Angesichts der nach wie vor grassierenden Chip-Knappheit ergreifen immer mehr Hersteller ungewöhnliche Maßnahmen, um ihre Produktionslinien am Laufen zu halten. Sie nutzen etwa Halbleiter aus Waschmaschinen, schreiben ihren Code um, um weniger Chips zu benötigen, oder liefern ihre Produkte sogar ohne diese aus, um sie später nachzurüsten. „Auf dem Markt herrscht Verzweiflung“, fasst Bill Wiseman, Seniorpartner bei der Beratungsfirma McKinsey, die Situation zusammen.

„Wenn man ein Massenspektrometer für 350.000 Dollar baut und es nicht ausliefern kann, weil man keinen 50-Cent-Chip hat, ist man bereit, alles zu zahlen“, erläutert Wiseman gegenüber dem US-Magazin „Wired“. McKinsey hat sich dies zu Nutze gemacht und ein Team zusammengestellt, das sich mit der Beschaffung von Chips für die Unternehmen beschäftigt, die es berät. Dabei gelte es, über die üblichen Lieferketten hinauszuschauen, erklärt Wiseman. „Die Chips sind tatsächlich vorhanden“, sagt Wiseman. „Es geht nur darum, sie zu finden und zu bekommen.

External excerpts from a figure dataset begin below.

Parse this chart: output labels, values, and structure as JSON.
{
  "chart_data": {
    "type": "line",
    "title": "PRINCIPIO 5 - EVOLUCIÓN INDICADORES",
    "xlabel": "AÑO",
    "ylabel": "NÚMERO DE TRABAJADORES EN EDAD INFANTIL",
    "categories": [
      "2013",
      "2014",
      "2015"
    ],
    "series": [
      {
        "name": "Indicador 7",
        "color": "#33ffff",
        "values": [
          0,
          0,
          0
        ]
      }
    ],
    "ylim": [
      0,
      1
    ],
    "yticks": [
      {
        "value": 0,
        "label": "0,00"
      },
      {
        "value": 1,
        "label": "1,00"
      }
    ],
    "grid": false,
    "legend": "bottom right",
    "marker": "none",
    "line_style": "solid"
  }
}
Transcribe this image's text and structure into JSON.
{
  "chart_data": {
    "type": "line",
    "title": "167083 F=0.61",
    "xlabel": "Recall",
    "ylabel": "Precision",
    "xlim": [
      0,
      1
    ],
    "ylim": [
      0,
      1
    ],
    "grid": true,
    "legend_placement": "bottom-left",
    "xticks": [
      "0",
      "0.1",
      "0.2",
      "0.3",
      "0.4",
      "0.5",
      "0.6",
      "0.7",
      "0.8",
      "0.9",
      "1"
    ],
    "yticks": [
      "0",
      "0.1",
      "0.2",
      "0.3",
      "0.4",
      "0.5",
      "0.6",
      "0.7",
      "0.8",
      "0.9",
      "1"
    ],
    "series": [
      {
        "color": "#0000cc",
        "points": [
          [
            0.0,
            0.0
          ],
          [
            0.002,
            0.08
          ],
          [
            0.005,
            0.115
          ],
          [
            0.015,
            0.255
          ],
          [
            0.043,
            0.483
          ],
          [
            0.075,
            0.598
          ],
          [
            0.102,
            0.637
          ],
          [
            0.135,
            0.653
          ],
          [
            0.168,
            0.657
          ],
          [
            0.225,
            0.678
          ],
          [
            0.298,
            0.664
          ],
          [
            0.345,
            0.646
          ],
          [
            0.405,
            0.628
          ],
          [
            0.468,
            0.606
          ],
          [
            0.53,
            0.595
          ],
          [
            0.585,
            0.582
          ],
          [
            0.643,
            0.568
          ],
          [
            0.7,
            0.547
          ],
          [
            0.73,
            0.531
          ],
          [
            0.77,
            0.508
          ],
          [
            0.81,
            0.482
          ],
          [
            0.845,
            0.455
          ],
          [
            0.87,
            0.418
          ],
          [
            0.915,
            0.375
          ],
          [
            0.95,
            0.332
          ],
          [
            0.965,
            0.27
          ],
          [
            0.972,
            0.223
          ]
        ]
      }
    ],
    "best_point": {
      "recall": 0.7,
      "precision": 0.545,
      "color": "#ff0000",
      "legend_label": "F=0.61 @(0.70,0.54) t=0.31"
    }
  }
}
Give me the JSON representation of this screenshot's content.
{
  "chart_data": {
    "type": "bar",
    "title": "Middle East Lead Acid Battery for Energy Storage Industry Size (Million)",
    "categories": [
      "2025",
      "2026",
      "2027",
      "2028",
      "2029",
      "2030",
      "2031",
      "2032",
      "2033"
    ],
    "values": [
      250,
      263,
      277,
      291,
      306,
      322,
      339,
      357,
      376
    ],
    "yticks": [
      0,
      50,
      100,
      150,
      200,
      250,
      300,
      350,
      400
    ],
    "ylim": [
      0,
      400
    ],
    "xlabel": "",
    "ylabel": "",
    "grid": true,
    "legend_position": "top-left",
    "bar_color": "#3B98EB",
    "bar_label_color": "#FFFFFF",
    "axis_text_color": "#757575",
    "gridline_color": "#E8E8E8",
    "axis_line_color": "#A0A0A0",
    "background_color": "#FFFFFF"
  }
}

Wohin das führen kann, erläuterte unlängst Peter Wennink, Chef des niederländischen Unternehmens ASML, das die komplexen Maschinen zum Prägen von Mikrochips herstellt. Er enthüllte laut Bericht, dass ein großes Industriekonglomerat dazu übergegangen ist, Waschmaschinen zu kaufen, um die darin enthaltenen Chips für seine Produkte zu verwenden.

Funktionen gestrichen
In der von der Chip-Krise besonders schwer getroffenen Autoindustrie hat man indes damit begonnen, bestimmte Funktionen aus den Fahrzeugen zu streichen, anstatt die Produktionslinien stillzulegen. Im September letzten Jahres erklärte Cadillac, dass es die Freisprecheinrichtung aus einigen Fahrzeugen entfernen würde. Im November begann Tesla mit dem Verkauf von Fahrzeugen ohne USB-Anschlüsse. Und im Mai dieses Jahres kündigte Ford an, einige Modelle ohne Chips für unkritische Funktionen wie die Heizungssteuerung auszuliefern und diese von den Händlern zu einem späteren Zeitpunkt einbauen zu lassen.

Code umgeschrieben
Laut Mike Juran, CEO von Altia, einem Unternehmen, das Software für die Entwicklung von Schnittstellen für Autos und Geräte herstellt, schreiben viele Unternehmen ihren Code inzwischen so um, dass er mit verschiedenen Chips funktioniert oder dass ein einziger Chip die doppelte Arbeit leistet. In einigen Fällen verwendeten die Unternehmen Chips, die bis zu zehn Jahre alt sind. „Sie tauschen die Chips gegen die neuesten aus“, so Juran gegenüber „Wired“. „Wir bringen sie dazu, auf alte Chips zurückzugreifen, die in den Lagern liegen und nicht mehr auf dem neuesten Stand sind, aber wir können die gleiche Benutzeroberfläche darauf installieren.“

TechInsights-Analyst Dan Hutcheson warnt indes davor, dass die aktuelle Chip-Knappheit schnell zu einem Überangebot führen könnte, wenn sich die Wirtschaft abkühlt und die Nachfrage nach neuen Produkten sinkt. Er fragt sich aber auch, ob es für die derzeitige Knappheit eine andere Erklärung geben könnte. „Es muss eine Hortung geben“, sagte Hutcheson dem US-Magazin. „Ich glaube, Chips sind das neue Klopapier."